Lie, whatever you do, lie:
The addict uses Out Words and Out Phrases like: probably, possibly, maybe, would, could, should, I would like to, I want to, I need to. These out words and mean nothing to the addict. Out Words-words you use to get you out of uncomfortable situations. The rest of the words that follow the out words sound good, but almost always lead to disappointment. Addicts use every line against every of their interactions, every relationship.
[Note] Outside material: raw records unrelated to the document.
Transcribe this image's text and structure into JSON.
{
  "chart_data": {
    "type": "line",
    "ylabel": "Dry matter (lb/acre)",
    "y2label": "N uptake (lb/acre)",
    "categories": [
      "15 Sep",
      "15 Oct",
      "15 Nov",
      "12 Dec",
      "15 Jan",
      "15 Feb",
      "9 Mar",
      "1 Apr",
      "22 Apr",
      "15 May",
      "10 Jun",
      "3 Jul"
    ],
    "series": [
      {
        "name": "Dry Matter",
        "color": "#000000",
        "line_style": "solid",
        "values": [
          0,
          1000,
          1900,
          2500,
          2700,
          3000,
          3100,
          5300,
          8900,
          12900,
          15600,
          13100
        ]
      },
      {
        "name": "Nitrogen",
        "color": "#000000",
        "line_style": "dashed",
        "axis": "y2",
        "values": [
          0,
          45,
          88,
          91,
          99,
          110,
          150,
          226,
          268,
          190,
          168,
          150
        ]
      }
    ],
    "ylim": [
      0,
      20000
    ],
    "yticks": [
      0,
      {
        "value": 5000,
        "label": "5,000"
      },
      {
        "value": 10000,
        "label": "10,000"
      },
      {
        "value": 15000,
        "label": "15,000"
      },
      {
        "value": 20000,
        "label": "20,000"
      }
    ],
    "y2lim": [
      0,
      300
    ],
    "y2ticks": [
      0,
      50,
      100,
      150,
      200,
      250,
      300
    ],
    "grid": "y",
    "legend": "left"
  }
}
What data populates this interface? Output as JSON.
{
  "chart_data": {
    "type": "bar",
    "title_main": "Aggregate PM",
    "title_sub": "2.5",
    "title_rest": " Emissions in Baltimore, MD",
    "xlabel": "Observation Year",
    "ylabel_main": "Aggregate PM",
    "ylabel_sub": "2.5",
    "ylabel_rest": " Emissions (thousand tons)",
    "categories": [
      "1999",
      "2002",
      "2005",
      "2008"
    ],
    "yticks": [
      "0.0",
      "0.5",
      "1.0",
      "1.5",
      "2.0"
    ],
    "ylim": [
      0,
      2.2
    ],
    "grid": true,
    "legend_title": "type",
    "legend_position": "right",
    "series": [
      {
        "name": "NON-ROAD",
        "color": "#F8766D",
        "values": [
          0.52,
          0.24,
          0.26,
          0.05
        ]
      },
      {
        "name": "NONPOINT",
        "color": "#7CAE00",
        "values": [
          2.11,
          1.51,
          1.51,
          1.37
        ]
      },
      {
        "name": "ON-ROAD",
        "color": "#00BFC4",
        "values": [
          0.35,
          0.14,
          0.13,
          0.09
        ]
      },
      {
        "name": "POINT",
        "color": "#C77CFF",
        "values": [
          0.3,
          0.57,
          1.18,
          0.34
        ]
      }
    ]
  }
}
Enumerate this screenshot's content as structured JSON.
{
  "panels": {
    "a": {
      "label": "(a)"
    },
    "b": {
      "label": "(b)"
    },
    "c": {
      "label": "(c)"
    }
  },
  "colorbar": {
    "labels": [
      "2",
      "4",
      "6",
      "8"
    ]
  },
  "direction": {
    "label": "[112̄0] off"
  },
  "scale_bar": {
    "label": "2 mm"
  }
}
The smallest things are exaggerated importance or disasters:
Self is the worldview of an addict. And when self is your worldview, then every little thing about you is important to you, and you believe it should be to everyone else. As areas of an addict’s life declines they will often try to gain some control by focusing their attention on a trivial matters and take it to an extreme. The amazing thing is that glaring problems will often be ignored, while every effort and emotion is spent upon the smallest issues. They must attend to the insignificant thing now, but suddenly they must turn their attention away from that thing and toward another. Addicts just make countless messes while dealing with minor every day issues.
No limitations:
You cannot put limitations on an addict, because they do not like to be told what to do. Rules do not apply to them, nor do they possess self-discipline. While an addict will progressively drink/use more frequently and in larger amounts, they seem to know their magic limits and others do not. They seem to know what they can or cannot do and others do not. So get off of their back.
Self-pity:
The continual victim of life, the addict wallows in self-pity. Unwanted events are regularly declared as unfair and people are targeting them. They can also become drama queens declaring themselves as a bad person who does not deserve to be happy or paid attention to. Addicts can state that they are unworthy to love someone or be loved by others. The internal struggle of self-worth can overwhelm them.
Self-entitled:
Addicts will require an extraordinary amount of time-consuming attention from family, friends, and even strangers. They believe that somehow that their life is more stressful, demanding, or difficult than others, which gives them the right to demand others complete devotion. Addicts believe that people should stop their lives or change their behavior to benefit their lives. The more they demand from you the less they give of themselves.
Manipulators:
Addicts are the master’s con artists. The small con or big con it does not matter as long as they can use you for their benefit. They play with your emotions causing you to feel sorry for them, make you believe things are your fault, or you have you certain that you have disappointed them in some way. The whole time looking for an angle on how to get something from you. Manipulation is one thing they do especially well.
Survive by emotions:
"I feel it, therefore it is so." If an Addict feels like a failure, then they are a failure. If they feel you hate them, then you hate them. Whatever they feel to be true, is true.
Blame every one for everything:
An addict’s wrong decisions, loss of jobs, bad relationships, and etc. was someone else’s fault. Famous blames are: parent’s divorce, physical, sexual, verbal abuse, bad boss, undeserved punishment, unreasonable spouse, and ungrateful people. Their horrible job/spouse/kids justify their every action.